Computation and Rhetorical Invention: Finding Things to Say With word2vec

Is it possible to make a sonnet based on a theme without having to attend simultaneously to form? Can one focus on inventio to generate a poem and leave much of the elocutio to algorithms?

Below is a web prototype for generating sonnets in French, English or Spanish using verses from the Théâtre Classique‘s collection of plays, Allison Parish’s compilation of poetry from Project Gutenberg, or the Corpus of Spanish Golden-Age Sonnets. The code, available here, makes use of natural language processing tools to enable a user to invent (in the rhetorical sense of finding things to say with language) a sonnet with an initial verse and a pair of words as the basis of an analogy using word2vec. For now the initial verse is selected with a quick word search against the corpus, and only the first 50 random verses that match the query are retrieved (if there are 50 or less verses that match the query, all of them are retrieved). The pair of words can be anything in the corpus, and while terms such as femme and homme establish a clear binary opposition with the same part of speech, any two words can be used. The pair serves as the basis of an analogy (one of Aristotle’s topoi for rhetorical invention) for systematically transforming a verse, word by word. The procedure (explained more fully in the code repo) takes a verse, modifies it by analogy, finds another verse in the corpus that most closely matches the transformed verse and adheres to a specific rhyme scheme for sonnets (abba abba ccd eed, with alternating masculine and feminine rhymes in French), and repeats the process until 14 verses are selected.

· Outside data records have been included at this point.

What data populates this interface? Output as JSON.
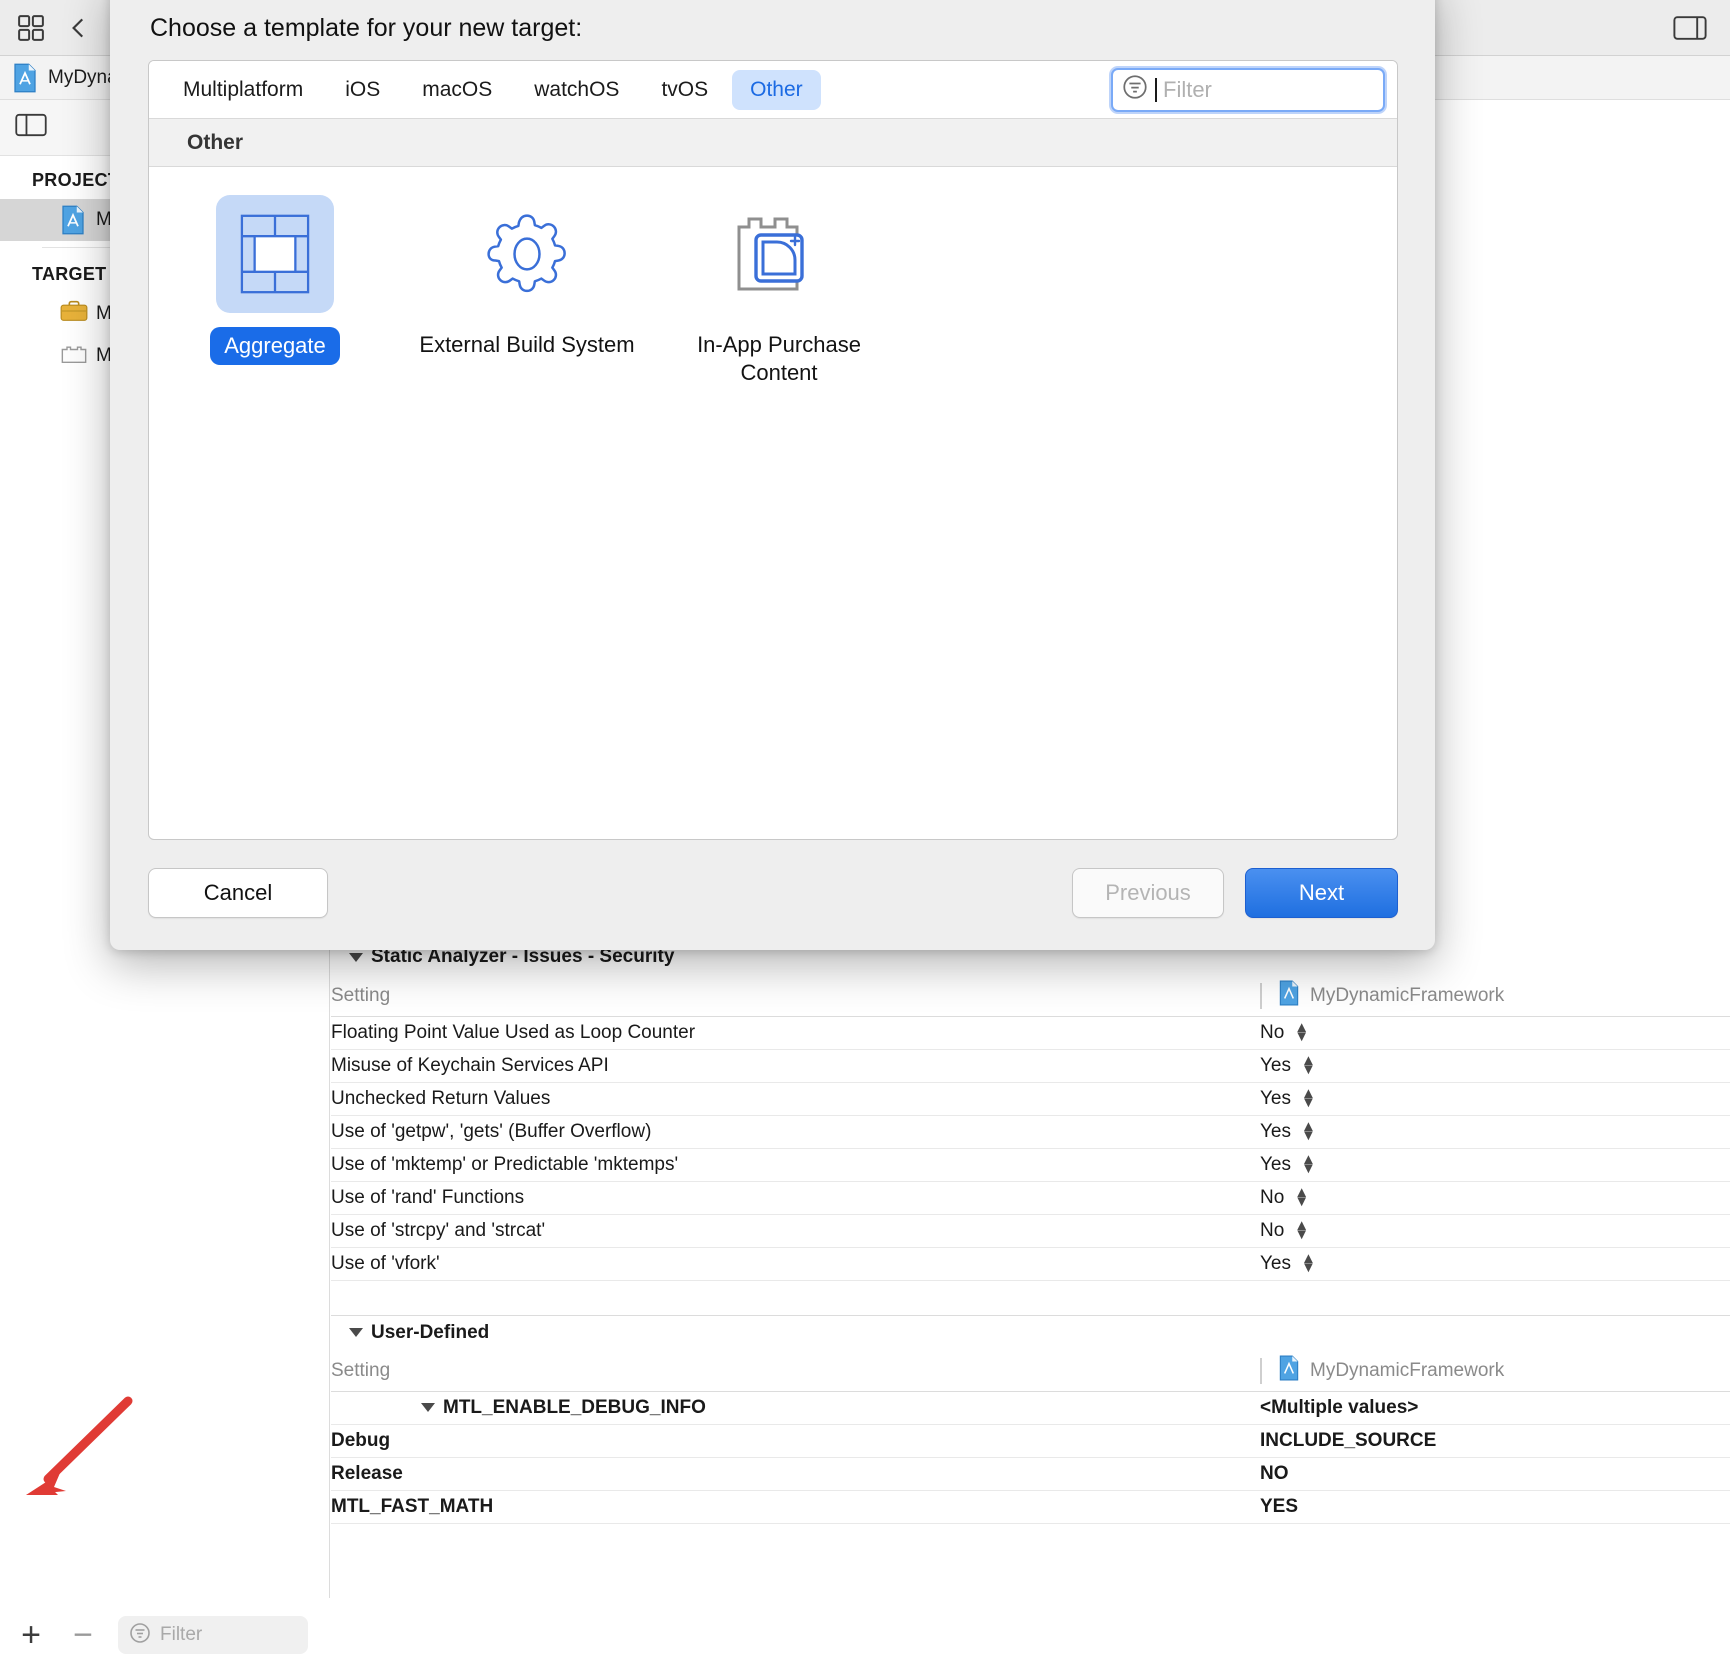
{
  "window": {
    "breadcrumb": "MyDynamicFramework",
    "project_icon": "xcode-project-icon"
  },
  "sidebar": {
    "project_group_label": "PROJECT",
    "target_group_label": "TARGET",
    "project_items": [
      {
        "label": "MyDynamicFramework",
        "icon": "xcode-project-icon",
        "selected": true
      }
    ],
    "target_items": [
      {
        "label": "MyDynamicFramework",
        "icon": "briefcase-icon"
      },
      {
        "label": "MyDynamicFrameworkTests",
        "icon": "test-bundle-icon"
      }
    ],
    "footer": {
      "add_label": "+",
      "remove_label": "−",
      "filter_placeholder": "Filter",
      "filter_icon": "filter-icon"
    }
  },
  "dialog": {
    "title": "Choose a template for your new target:",
    "tabs": [
      {
        "label": "Multiplatform",
        "active": false
      },
      {
        "label": "iOS",
        "active": false
      },
      {
        "label": "macOS",
        "active": false
      },
      {
        "label": "watchOS",
        "active": false
      },
      {
        "label": "tvOS",
        "active": false
      },
      {
        "label": "Other",
        "active": true
      }
    ],
    "filter": {
      "placeholder": "Filter",
      "value": "",
      "icon": "filter-icon",
      "focused": true
    },
    "section_header": "Other",
    "templates": [
      {
        "label": "Aggregate",
        "icon": "aggregate-icon",
        "selected": true
      },
      {
        "label": "External Build System",
        "icon": "gear-icon",
        "selected": false
      },
      {
        "label": "In-App Purchase Content",
        "icon": "in-app-purchase-icon",
        "selected": false
      }
    ],
    "buttons": {
      "cancel": "Cancel",
      "previous": "Previous",
      "next": "Next"
    }
  },
  "build_settings": {
    "sections": [
      {
        "title": "Static Analyzer - Issues - Security",
        "columns": [
          "Setting",
          "MyDynamicFramework"
        ],
        "rows": [
          {
            "setting": "Floating Point Value Used as Loop Counter",
            "value": "No",
            "stepper": true
          },
          {
            "setting": "Misuse of Keychain Services API",
            "value": "Yes",
            "stepper": true
          },
          {
            "setting": "Unchecked Return Values",
            "value": "Yes",
            "stepper": true
          },
          {
            "setting": "Use of 'getpw', 'gets' (Buffer Overflow)",
            "value": "Yes",
            "stepper": true
          },
          {
            "setting": "Use of 'mktemp' or Predictable 'mktemps'",
            "value": "Yes",
            "stepper": true
          },
          {
            "setting": "Use of 'rand' Functions",
            "value": "No",
            "stepper": true
          },
          {
            "setting": "Use of 'strcpy' and 'strcat'",
            "value": "No",
            "stepper": true
          },
          {
            "setting": "Use of 'vfork'",
            "value": "Yes",
            "stepper": true
          }
        ]
      },
      {
        "title": "User-Defined",
        "columns": [
          "Setting",
          "MyDynamicFramework"
        ],
        "rows": [
          {
            "setting": "MTL_ENABLE_DEBUG_INFO",
            "value": "<Multiple values>",
            "bold": true,
            "expanded": true,
            "muted_value": true
          },
          {
            "setting": "Debug",
            "value": "INCLUDE_SOURCE",
            "bold": true,
            "indent": 1
          },
          {
            "setting": "Release",
            "value": "NO",
            "bold": true,
            "indent": 1
          },
          {
            "setting": "MTL_FAST_MATH",
            "value": "YES",
            "bold": true
          }
        ]
      }
    ]
  },
  "annotation": {
    "arrow_color": "#e03b35",
    "points_to": "add-target-button"
  }
}
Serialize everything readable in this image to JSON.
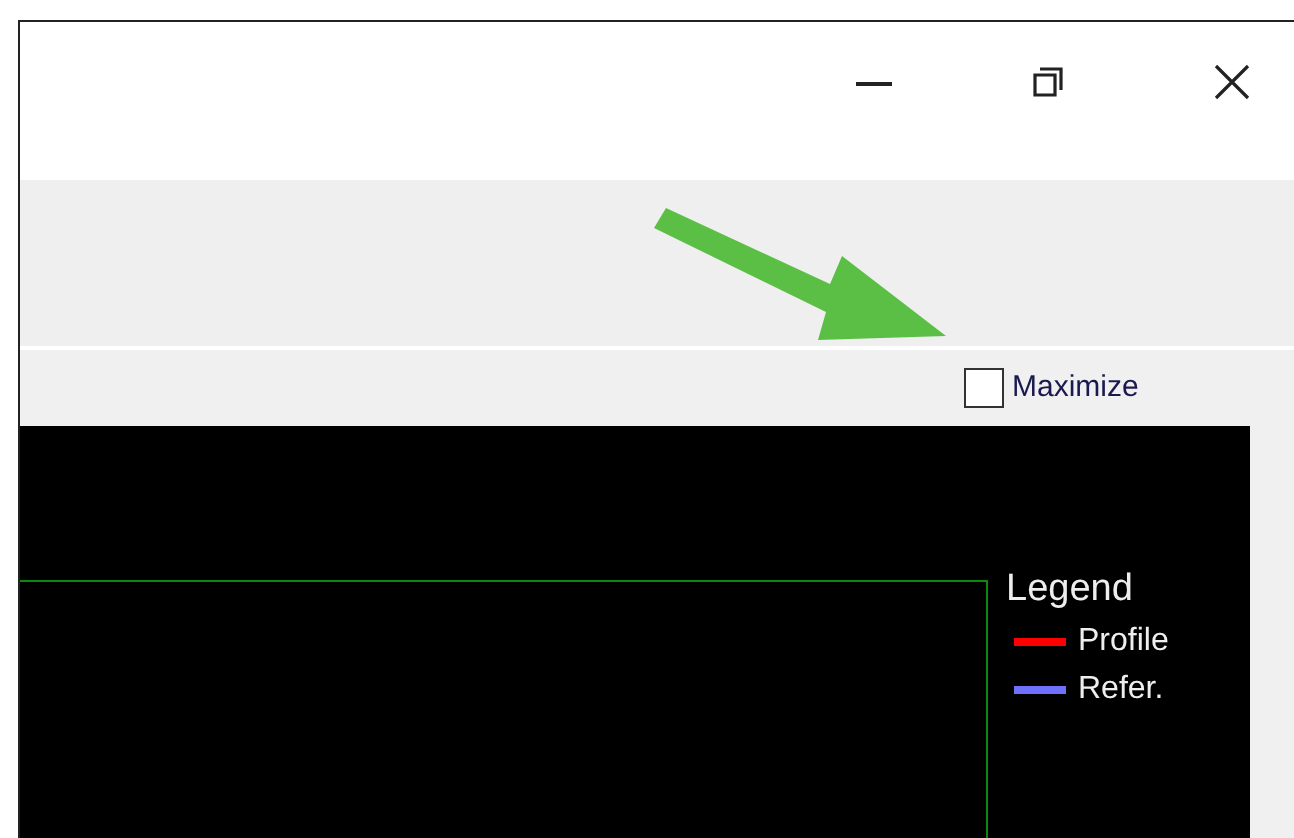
{
  "maximize": {
    "label": "Maximize",
    "checked": false
  },
  "legend": {
    "title": "Legend",
    "items": [
      {
        "label": "Profile",
        "color": "#ff0000"
      },
      {
        "label": "Refer.",
        "color": "#7070ff"
      }
    ]
  }
}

Go ahead and generate a sonnet, using the defaults if you wish, and see what happens:

You may invent imperfect sonnets with the generator. All the verses in French should be alexandrines, and those in English pentameters, but sometimes the rhymes are off, either because the same rhyming word is used repeatedly or two words that are supposed to rhyme do not. This is a bug I am working on.

You will notice that if you move the pointer over a verse, green italicized text will appear. This text is the result of transforming the verse by the analogy based on the pair of words. In this way you can begin to infer how each verse was selected from the corpus to generate the sonnet. If you supply other words as parameters, you can find verses with different analogies.

Another recently added feature is the ability to edit the last verse selected. The code attempts to verify that the edited verse complies with the defined rules for rhyme and scansion for this particular kind of sonnet, and if the edited verse does not comply, it is rejected and the original verse is restored.

The idea for selecting verses from other poems in order to assemble a new poem is not new. As early as the third or fourth century C.E. authors were recycling verses from Virgil in a form identified by Ausonius as the cento.

This is very much alpha code. It may be possible to produce an interesting sonnet, but what I find interesting in this project is the way one can model a particular approach to inventing poetry to observe how tools usually deployed for computational analysis (word embeddings, tf-idf vectors, phonetic transliteration) can contribute to creative synthesis.